There's an interesting history there. I'm not sure why they haven't changed to just use their own domains, given how much of a failure the go.com portal concept was.

Wow, I've never noticed this until just now. The base domain go.com doesn't look respectable or trustworthy at all, either.
Given the companies involved, they're likely hedging their bets. I'd put it that it's only been 15 years to them.
Their information architecture is a little odd too. Back when I was looking at their jobs a year or two ago, they had a Jobs page from 2002 still up on their site with an old school design. I just checked back, and it finally redirects to their Careers page, which is on a separate domain. It seems to me that they've kind of cobbled things together as they've moved forward.

There may be some SEO value from keeping all of the sites on the go.com domain, but that doesn't really seem to explain it.
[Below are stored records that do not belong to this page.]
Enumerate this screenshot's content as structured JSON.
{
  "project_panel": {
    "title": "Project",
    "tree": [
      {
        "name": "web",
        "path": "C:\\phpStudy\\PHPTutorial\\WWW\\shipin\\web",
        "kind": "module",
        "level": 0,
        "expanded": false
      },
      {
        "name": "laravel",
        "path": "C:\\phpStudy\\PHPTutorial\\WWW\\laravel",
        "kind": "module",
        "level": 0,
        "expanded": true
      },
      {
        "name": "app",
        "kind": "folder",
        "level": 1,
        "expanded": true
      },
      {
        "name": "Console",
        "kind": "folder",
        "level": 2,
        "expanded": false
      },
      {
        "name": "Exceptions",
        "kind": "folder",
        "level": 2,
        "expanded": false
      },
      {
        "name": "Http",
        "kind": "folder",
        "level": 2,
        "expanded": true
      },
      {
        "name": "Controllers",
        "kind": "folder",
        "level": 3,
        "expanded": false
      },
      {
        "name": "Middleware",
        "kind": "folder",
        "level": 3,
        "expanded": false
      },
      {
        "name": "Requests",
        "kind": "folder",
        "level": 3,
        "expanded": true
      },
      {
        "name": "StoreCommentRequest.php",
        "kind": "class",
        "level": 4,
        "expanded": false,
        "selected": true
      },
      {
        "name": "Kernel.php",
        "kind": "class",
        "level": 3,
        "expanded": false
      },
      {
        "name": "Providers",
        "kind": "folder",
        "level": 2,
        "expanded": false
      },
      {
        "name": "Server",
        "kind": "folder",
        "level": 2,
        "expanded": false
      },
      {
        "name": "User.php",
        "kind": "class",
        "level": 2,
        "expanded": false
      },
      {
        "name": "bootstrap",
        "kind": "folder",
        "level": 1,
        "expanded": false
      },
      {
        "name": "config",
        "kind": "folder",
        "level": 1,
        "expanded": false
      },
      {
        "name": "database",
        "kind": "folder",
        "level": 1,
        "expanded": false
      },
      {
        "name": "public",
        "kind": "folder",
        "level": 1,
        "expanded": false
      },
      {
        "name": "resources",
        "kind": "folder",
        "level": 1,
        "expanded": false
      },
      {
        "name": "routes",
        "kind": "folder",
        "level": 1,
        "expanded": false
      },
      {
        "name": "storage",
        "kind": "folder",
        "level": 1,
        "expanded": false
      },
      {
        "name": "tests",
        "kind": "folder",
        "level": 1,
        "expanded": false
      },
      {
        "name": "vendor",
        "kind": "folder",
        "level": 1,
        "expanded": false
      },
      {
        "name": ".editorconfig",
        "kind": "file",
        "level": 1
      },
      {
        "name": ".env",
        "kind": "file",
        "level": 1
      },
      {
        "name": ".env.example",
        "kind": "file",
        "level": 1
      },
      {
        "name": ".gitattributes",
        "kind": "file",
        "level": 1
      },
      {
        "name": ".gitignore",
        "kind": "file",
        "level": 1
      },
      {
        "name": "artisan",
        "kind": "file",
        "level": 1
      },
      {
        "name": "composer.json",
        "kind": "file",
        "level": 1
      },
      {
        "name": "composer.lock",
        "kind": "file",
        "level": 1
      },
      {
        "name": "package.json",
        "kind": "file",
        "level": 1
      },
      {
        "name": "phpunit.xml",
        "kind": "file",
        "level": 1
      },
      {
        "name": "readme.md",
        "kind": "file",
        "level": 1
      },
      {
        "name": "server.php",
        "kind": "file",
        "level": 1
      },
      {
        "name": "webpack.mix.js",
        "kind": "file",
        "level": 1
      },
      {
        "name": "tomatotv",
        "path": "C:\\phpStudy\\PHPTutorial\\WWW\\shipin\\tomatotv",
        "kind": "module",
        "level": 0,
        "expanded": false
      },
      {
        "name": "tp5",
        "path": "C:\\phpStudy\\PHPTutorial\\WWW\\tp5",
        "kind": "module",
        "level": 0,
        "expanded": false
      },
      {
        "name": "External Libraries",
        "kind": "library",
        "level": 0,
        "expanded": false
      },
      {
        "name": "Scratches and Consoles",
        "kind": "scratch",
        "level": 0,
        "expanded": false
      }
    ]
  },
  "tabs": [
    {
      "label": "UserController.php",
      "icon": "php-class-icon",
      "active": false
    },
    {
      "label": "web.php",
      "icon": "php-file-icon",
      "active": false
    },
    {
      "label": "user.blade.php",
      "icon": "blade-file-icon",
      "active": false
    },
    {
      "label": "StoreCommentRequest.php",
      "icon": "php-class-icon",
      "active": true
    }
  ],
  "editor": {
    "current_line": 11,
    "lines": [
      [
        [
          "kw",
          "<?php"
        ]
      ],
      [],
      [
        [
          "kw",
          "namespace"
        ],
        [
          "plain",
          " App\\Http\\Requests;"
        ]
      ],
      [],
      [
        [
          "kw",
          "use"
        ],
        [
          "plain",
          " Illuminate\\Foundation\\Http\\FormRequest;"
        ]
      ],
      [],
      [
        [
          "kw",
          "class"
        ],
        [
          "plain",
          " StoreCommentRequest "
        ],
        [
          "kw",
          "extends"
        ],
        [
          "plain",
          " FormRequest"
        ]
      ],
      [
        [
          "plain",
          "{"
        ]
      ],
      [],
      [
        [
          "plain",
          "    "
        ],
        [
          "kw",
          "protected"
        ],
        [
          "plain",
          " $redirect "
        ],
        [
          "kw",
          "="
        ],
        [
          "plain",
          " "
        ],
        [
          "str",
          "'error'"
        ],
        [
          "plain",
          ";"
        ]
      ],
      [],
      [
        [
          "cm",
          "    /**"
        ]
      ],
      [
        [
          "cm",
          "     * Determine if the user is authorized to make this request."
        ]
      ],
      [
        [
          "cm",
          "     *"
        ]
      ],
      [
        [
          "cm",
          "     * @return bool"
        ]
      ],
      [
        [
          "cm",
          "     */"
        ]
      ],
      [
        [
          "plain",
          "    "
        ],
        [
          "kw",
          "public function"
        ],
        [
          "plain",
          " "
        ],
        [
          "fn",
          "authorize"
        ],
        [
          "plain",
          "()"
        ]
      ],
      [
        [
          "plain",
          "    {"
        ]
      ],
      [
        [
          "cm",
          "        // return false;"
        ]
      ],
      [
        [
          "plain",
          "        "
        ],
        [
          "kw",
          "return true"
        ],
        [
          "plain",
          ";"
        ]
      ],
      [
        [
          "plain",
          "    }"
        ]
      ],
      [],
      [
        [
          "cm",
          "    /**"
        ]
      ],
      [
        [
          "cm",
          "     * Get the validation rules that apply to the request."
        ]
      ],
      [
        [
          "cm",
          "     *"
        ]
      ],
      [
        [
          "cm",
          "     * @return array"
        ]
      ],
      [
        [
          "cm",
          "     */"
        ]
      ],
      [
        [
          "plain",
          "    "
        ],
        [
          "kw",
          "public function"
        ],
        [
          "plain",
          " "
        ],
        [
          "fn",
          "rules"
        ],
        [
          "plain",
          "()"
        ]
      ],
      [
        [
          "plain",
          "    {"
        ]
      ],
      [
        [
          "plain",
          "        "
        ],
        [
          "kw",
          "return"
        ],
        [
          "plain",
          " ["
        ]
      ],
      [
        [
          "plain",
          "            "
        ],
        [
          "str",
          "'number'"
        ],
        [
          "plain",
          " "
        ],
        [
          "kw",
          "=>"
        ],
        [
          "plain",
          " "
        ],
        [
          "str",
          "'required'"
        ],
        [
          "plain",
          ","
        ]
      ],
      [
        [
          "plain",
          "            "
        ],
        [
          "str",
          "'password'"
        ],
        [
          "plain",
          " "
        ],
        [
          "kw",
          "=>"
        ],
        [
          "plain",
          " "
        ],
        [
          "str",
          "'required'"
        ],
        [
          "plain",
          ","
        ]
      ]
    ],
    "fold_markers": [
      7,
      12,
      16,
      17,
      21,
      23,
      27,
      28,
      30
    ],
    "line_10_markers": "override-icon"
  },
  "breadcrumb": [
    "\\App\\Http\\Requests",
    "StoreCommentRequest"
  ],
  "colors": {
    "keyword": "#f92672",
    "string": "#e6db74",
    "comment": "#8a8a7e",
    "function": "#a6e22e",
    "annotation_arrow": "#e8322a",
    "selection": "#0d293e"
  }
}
My best guess is that if they changed it, it would break something.

This is old school portal logic. money.cnn.com animal.discovery.com

Go.com email shut down earlier this year, btw - http://go.com/mail/help

Many search engines and Alexa don't discrimiate subdomains, therefore Go.com will have a super high rank and/or link weight.

Yahoo does the same and so many big companies.

I will say SEO purposes but also their whole infrastructure its quite obsolete.

This whole domain, sub domain or sub folder has a looong almost-philosophical debate.